Up Cycled Poncho
Americans generate roughly nine billion pounds of used clothing annually, representing six percent of household waste destined for landfills – hardly a sustainable practice.
For this project we took creative action to reduce that carbon footprint by exploring ways of restyling, reusing or upcycling found fashions. We sourced and shopped for pre-owned garments, and then deconstructed, draped and reconstructed them by adding or subtracting elements. Utilizing both apparel and textile design approaches, students transformed common clothing into textured, layered, dimensional and sophisticated fashion. Techniques explored included fabric sewing and hand manipulation techniques, such as pleating, gathering, smocking and tucking; surface embellishment techniques such as applique, beading, quilting and embroidery; and textile design techniques such as dye removal, basic block printing, and fabric painting.

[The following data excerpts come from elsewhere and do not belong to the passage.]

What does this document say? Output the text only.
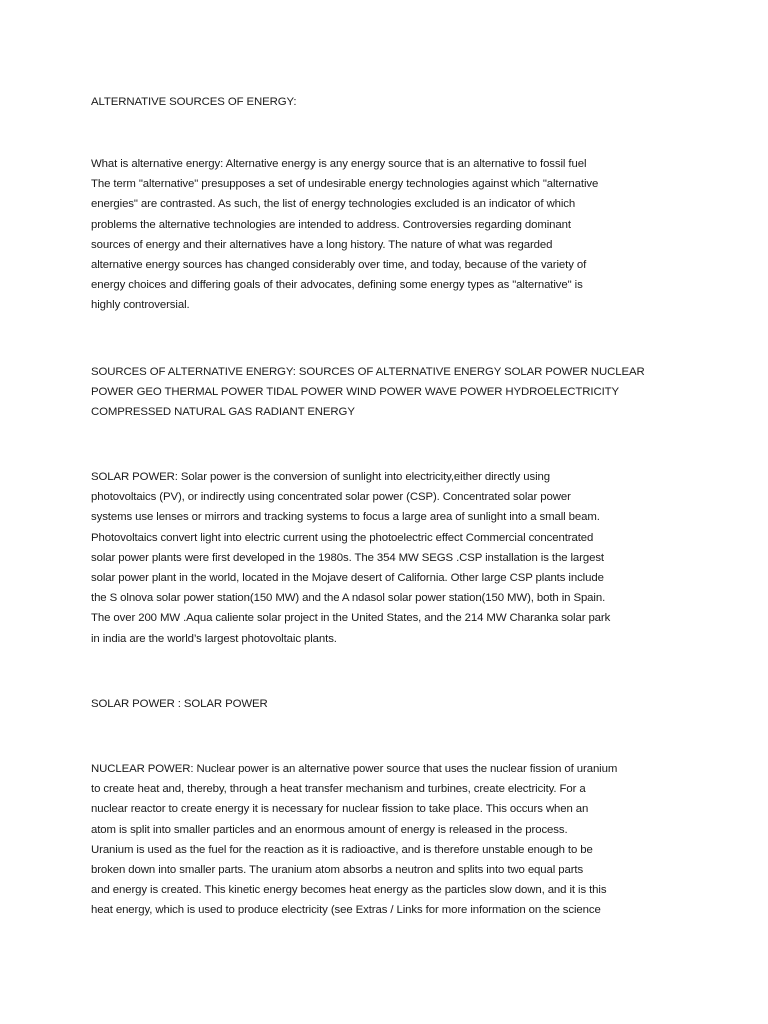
ALTERNATIVE SOURCES OF ENERGY:

What is alternative energy: Alternative energy is any energy source that is an alternative to fossil fuel
The term "alternative" presupposes a set of undesirable energy technologies against which "alternative
energies" are contrasted. As such, the list of energy technologies excluded is an indicator of which
problems the alternative technologies are intended to address. Controversies regarding dominant
sources of energy and their alternatives have a long history. The nature of what was regarded
alternative energy sources has changed considerably over time, and today, because of the variety of
energy choices and differing goals of their advocates, defining some energy types as "alternative" is
highly controversial.

SOURCES OF ALTERNATIVE ENERGY: SOURCES OF ALTERNATIVE ENERGY SOLAR POWER NUCLEAR
POWER GEO THERMAL POWER TIDAL POWER WIND POWER WAVE POWER HYDROELECTRICITY
COMPRESSED NATURAL GAS RADIANT ENERGY

SOLAR POWER: Solar power is the conversion of sunlight into electricity,either directly using
photovoltaics (PV), or indirectly using concentrated solar power (CSP). Concentrated solar power
systems use lenses or mirrors and tracking systems to focus a large area of sunlight into a small beam.
Photovoltaics convert light into electric current using the photoelectric effect Commercial concentrated
solar power plants were first developed in the 1980s. The 354 MW SEGS .CSP installation is the largest
solar power plant in the world, located in the Mojave desert of California. Other large CSP plants include
the S olnova solar power station(150 MW) and the A ndasol solar power station(150 MW), both in Spain.
The over 200 MW .Aqua caliente solar project in the United States, and the 214 MW Charanka solar park
in india are the world’s largest photovoltaic plants.

SOLAR POWER : SOLAR POWER

NUCLEAR POWER: Nuclear power is an alternative power source that uses the nuclear fission of uranium
to create heat and, thereby, through a heat transfer mechanism and turbines, create electricity. For a
nuclear reactor to create energy it is necessary for nuclear fission to take place. This occurs when an
atom is split into smaller particles and an enormous amount of energy is released in the process.
Uranium is used as the fuel for the reaction as it is radioactive, and is therefore unstable enough to be
broken down into smaller parts. The uranium atom absorbs a neutron and splits into two equal parts
and energy is created. This kinetic energy becomes heat energy as the particles slow down, and it is this
heat energy, which is used to produce electricity (see Extras / Links for more information on the science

To research up-cycing and repair in the garment industry, I organized a tour of Patagonia's repair facility in Reno, Nevada. It is the largest garmet repair facility in the United States
Various garments were sourced from local thrift stores. The 3 pieces used for the project, a rain jacket, and two wool sweaters, cost a total of $10.98
Washing and dye removal
Carefully removing stitches and hardwear.
Utilizing found elements from the various garments to construct a new useful and beautiful piece of clothing.
Drawstrings located on the shoulders allow for the garment to be pulled away from hands when increased dexterity is desired.
Technical waterproof shell fabric is used on hood and shoulders to protect against rain. Felted wool is used over the body for increased warmth and wind protection.